I believe this is because of the most variation points were essentially on validators that were not available as test case and optimizing on test case would make you win a few hundred of point here and there and lose thousands in a non representative validator.

That is one of the reason i feel this was not really an optimization contest, you can’t really optimize something that you have no data on beside how it works when you have such limited time to calculate a frame. sad enough best score were probably achieved on lucky submits rather than on overall performance.

Not to say that top people does not deserve to be where they are, but when you realize that using random position gives you a huge margin of improvement within a larger variance it becomes clear that as soon as your algorithm achieve regular scores on most validators, then it all boils down on being lucky enough to align a good draw on each heavy validator in the same submit…

It’s clear that if you can range for about 3k on one validator say 5 to 8k based on the random draws with about 1/8 chance to achieve max, if you have 3 validator in that class you have about 1/512 probability of hitting your highest possible score, even doing 256 submits that would be 1/2 chance to never see it happen.
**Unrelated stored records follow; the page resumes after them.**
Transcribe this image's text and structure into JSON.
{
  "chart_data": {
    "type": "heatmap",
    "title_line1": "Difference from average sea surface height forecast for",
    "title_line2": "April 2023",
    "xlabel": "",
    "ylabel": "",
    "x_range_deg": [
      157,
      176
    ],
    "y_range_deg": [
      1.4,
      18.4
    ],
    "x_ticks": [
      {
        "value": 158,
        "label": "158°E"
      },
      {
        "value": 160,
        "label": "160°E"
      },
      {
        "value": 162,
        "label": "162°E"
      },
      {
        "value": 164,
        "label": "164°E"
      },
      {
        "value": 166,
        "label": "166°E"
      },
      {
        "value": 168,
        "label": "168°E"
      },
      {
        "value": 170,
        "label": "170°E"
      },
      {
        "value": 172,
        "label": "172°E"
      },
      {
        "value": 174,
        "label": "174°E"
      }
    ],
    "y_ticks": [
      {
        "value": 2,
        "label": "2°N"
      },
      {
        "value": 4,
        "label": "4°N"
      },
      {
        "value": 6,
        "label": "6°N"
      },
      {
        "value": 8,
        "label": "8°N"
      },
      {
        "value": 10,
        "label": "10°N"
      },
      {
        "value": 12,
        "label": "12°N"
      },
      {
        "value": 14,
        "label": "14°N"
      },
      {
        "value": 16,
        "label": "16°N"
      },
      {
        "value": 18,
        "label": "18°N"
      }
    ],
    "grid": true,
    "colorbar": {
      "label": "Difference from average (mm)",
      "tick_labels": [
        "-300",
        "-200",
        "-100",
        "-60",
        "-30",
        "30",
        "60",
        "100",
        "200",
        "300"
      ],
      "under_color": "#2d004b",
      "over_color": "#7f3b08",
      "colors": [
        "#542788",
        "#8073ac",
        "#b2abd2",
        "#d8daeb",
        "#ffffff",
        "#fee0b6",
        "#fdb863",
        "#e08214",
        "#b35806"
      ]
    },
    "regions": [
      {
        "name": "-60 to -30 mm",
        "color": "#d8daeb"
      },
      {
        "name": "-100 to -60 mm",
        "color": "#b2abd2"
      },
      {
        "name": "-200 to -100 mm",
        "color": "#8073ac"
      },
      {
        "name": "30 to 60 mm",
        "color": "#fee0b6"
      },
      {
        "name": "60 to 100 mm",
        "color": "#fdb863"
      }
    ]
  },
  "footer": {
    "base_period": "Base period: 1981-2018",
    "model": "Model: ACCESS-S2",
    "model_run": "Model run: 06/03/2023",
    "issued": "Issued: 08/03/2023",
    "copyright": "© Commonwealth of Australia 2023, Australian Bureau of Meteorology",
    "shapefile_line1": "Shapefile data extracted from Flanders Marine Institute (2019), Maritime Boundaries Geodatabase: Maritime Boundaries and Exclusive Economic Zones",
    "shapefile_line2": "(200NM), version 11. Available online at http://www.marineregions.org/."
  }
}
That is with a range of score within 9k which is really a lot regarding the overall scoring range.

It’s indeed not exactly in line with the numbers you can read up there from SaiksyApo post but the idea remains valid, either the random be spread on 3 validator for 3k each or on 6 validator for different values your score is still completely up to a submit lottery.

That is why imho, scoring should have been made more variance independent with either a mean score out of several run on the same validator or eventually the best score out of those runs, probably mean score rather than peak score as it would favor high variance and multiple submits yet again anyway.

1 Like

That is true that the very point of contest was to optimize against validators, not against test cases. And when people do that – you ban them. Logic :smiley:

I’m so in love with this decision that there is no strict line between ‘valid’ optimizations and ‘prohibited’ ones so you possibilities are infinite.